ABC News’ John R. Parkinson (@JRPabcDC) reports:

As the House of Representatives is poised to reject a version of Senate Majority Leader Harry Reid’s alternative plan to increase the debt limit later this afternoon, the path to a solution to the default debacle is nebulous as legislators run out of time to reach an agreement.

Moments ago, the House began an expedited debate on a bill written to mirror of the Reid plan, lasting only 40 minutes before the House will vote under the rules of suspension on the measure. The vote will require a two-thirds majority to pass, suggesting that it would take the entire House Democratic caucus (193 members) and almost 100 Republicans to approve the legislation.

As the Senate rejected House Speaker John Boehner’s revised plan Friday night, the speaker has termed the Reid plan a non-starter in the House as well, and it is not expected to pass.
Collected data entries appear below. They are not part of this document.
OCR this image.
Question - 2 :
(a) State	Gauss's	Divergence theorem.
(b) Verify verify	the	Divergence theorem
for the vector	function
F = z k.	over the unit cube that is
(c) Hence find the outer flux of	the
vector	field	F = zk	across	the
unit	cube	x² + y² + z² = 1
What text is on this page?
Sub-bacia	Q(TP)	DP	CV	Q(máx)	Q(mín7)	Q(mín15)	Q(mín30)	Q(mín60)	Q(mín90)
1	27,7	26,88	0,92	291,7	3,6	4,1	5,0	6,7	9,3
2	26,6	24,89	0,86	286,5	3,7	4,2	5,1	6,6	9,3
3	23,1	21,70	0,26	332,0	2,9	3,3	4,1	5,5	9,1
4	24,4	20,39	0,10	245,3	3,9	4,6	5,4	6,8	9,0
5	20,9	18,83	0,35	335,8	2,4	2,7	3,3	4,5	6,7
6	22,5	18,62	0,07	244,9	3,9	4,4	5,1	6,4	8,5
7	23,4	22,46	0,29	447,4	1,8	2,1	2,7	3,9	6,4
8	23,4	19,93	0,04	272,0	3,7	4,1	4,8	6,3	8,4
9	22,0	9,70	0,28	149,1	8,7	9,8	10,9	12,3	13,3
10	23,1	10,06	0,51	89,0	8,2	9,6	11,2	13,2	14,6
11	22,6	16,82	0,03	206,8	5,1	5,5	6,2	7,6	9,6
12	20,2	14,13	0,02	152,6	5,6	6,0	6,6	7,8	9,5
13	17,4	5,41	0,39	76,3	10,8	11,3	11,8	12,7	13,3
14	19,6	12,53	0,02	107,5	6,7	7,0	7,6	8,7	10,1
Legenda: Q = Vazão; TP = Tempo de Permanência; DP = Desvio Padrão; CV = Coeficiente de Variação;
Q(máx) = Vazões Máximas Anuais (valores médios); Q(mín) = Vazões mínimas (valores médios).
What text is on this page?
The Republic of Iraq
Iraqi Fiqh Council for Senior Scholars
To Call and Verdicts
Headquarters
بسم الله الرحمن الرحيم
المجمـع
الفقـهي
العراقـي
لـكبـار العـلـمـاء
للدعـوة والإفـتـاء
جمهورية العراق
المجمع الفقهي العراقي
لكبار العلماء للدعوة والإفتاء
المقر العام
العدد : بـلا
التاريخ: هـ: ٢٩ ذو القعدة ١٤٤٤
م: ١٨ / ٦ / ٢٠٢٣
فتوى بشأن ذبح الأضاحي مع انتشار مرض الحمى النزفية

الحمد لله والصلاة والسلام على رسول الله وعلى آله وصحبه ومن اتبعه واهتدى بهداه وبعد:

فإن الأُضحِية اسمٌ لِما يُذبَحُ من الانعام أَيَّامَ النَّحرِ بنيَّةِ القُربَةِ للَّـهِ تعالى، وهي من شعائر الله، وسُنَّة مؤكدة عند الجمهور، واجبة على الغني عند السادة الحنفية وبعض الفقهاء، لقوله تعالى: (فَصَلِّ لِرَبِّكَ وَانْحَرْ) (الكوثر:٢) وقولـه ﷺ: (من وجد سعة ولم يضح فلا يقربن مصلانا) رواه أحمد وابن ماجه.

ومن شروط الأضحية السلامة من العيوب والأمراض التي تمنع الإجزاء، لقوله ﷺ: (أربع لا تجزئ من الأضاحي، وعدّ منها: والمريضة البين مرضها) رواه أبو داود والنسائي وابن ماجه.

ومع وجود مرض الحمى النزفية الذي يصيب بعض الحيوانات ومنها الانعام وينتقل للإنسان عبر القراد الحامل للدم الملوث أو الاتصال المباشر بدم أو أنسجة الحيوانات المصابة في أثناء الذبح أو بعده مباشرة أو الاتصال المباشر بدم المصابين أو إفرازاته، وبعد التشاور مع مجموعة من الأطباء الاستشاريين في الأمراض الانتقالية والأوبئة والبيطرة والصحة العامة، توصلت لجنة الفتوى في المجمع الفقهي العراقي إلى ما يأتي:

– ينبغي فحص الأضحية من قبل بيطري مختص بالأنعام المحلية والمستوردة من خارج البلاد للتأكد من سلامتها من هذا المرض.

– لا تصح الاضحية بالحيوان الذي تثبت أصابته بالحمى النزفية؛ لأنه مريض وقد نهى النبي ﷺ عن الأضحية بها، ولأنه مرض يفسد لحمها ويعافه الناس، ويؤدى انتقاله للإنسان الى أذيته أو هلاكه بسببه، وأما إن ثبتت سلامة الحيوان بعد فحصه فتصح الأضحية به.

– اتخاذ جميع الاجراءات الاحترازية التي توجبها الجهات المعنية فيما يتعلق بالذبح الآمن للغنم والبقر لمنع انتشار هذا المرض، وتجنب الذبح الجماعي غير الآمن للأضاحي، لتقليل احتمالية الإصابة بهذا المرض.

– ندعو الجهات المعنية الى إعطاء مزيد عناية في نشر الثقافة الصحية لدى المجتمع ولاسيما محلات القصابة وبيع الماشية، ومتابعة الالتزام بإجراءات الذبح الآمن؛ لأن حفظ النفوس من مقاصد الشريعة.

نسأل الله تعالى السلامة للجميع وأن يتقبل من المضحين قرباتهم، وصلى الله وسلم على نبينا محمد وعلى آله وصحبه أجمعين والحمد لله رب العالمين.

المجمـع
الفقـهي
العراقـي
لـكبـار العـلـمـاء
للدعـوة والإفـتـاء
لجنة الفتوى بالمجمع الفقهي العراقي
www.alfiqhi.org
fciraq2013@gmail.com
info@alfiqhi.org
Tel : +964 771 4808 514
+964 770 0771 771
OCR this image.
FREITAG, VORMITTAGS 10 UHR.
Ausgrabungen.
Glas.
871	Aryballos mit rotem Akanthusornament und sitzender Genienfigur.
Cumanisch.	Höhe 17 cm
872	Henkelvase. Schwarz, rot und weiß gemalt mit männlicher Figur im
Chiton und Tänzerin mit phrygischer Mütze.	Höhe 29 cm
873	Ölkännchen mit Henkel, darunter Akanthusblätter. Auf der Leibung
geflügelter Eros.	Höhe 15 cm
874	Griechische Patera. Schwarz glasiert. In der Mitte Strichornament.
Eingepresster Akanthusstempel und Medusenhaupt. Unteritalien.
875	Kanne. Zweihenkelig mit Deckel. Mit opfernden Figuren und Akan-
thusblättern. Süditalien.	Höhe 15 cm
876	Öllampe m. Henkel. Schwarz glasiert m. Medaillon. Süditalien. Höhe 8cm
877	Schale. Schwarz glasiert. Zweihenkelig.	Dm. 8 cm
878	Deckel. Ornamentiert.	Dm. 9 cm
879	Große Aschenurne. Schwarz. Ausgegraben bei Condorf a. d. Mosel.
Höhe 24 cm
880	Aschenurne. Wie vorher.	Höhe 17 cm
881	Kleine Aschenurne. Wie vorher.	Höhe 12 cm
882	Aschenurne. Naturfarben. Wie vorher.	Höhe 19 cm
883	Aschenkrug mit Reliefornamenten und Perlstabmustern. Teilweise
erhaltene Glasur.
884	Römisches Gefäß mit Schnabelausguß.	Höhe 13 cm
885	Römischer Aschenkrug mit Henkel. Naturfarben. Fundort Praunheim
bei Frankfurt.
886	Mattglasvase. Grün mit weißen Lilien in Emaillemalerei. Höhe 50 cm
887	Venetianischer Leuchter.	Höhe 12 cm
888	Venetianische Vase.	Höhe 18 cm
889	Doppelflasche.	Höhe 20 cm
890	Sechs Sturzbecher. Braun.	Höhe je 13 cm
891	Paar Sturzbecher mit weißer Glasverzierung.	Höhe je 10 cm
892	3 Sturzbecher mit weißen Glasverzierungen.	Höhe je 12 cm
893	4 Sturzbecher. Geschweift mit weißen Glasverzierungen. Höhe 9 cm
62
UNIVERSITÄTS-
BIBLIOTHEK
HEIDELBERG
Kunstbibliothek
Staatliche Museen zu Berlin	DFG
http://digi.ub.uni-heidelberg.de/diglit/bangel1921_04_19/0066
A spokesman to the Speaker of the House says that talks between each chamber of Congress are essentially stalled for the time being while the Senate moves forward debating Majority Leader Harry Reid’s alternative to

"The Senate is burning precious time by working all weekend on Sen. Reid’s doomed bill, which can't pass the House,” Michael Steel, press secretary to the speaker, said. “Congressional talks are essentially motionless until Senator Reid provides specifics to the Hill on what the president will sign.  Everyone in Congress is sick and tired of the president saying what he's against, but not what he's for."

If a deal is not passed through both bodies of Congress and signed by the president by the end of the day next Tuesday, August 2, the Treasury Department says the government will no longer have the capability to borrow money to pay its debts.

Senate Minority Leader Mitch McConnell, R-Kentucky, rounded up his Republican colleagues and sent a letter to Senate Majority Leader Harry Reid, D-NV., signed by 43 GOP Senators in opposition to the Reid plan – an effort aimed at proving there is no reason they should hold a vote on the Reid at 1:00 a.m. Sunday if they know it will fail.

If the doomsday scenario is realized, lawmakers have warned that the global financial markets would spiral out of control, and virtually every American will personally feel the impact of default through higher interest rates. The president has also threatened that certain entitlements and military funding could be cut off.

“Our economy hangs on the balance,” Reid, D-Nev., said Friday evening. “For the first time in the history of our country unless there is a compromise or they accept my bill we are headed for economic disaster.”